No centro de tudo, Coin erguia a vara por sobre a cabeça. Enquanto a poeira tomava conta do ambiente, os magos viam os fios de força mágica verterem do nada.

Os fios curvaram-se para formar uma grande bolha, que cresceu até ficar, quem sabe, maior do que a cidade. E surgiram vultos nela. Eram volúveis e indistintos, oscilando pavorosamente como imagens em espelho torto. Tão substanciais quanto anéis de fumaça ou desenhos de nuvem, mas pareciam terrivelmente familiares.

Por um instante, surgiu o focinho dentado de Offler. Num átimo da tempestade, apareceu Cego Io, o chefe dos deuses, com seus olhos orbitantes.
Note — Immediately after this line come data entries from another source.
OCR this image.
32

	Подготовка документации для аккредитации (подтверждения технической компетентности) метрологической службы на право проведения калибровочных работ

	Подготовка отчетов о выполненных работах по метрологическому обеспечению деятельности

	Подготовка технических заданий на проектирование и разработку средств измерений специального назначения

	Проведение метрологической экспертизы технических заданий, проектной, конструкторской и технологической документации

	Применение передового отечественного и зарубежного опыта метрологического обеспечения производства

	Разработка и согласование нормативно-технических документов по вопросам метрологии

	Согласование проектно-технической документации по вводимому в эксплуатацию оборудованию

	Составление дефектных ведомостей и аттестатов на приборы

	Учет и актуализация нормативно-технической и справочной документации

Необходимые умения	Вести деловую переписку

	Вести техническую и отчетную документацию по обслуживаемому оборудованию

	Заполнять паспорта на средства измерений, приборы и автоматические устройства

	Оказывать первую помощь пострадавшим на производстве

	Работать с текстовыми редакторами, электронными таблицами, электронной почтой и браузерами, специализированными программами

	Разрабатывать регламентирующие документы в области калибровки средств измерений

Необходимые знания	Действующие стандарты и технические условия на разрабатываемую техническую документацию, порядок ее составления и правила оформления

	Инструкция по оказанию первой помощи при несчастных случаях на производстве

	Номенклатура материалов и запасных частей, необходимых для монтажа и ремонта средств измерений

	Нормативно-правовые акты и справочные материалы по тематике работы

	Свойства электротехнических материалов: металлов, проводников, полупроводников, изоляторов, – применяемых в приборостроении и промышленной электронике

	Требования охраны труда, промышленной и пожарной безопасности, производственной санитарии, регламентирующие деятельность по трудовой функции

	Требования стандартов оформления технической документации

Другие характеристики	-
Coin mexeu os lábios, e a bolha começou a encolher. Ela se arqueava e produzia movimentos obscenos, à medida que as criaturas de seu interior lutavam para sair, embora não conseguissem deter a contração.

Agora, estava pouco maior do que o campus da Universidade.

Agora, era pouco mais alta do que a torre.

Agora, era o dobro da altura de um homem normal, e cinza.

Agora, era uma pérola iridescente, do tamanho de… bem, do tamanho de uma pérola grande.

A ventania havia desaparecido, substituída por um silêncio pesado. O próprio ar gemia de tensão. A maioria dos magos estava deitada no chão, mantida ali pelas forças soltas que engrossavam a atmosfera e abafavam o som, como um monte de penas, mas todos ouviam seu próprio batimento cardíaco, alto o suficiente para derrubar a torre.

— Olhem para mim — ordenou Coin.

Eles voltaram os olhos para o menino. Não havia como desobedecer.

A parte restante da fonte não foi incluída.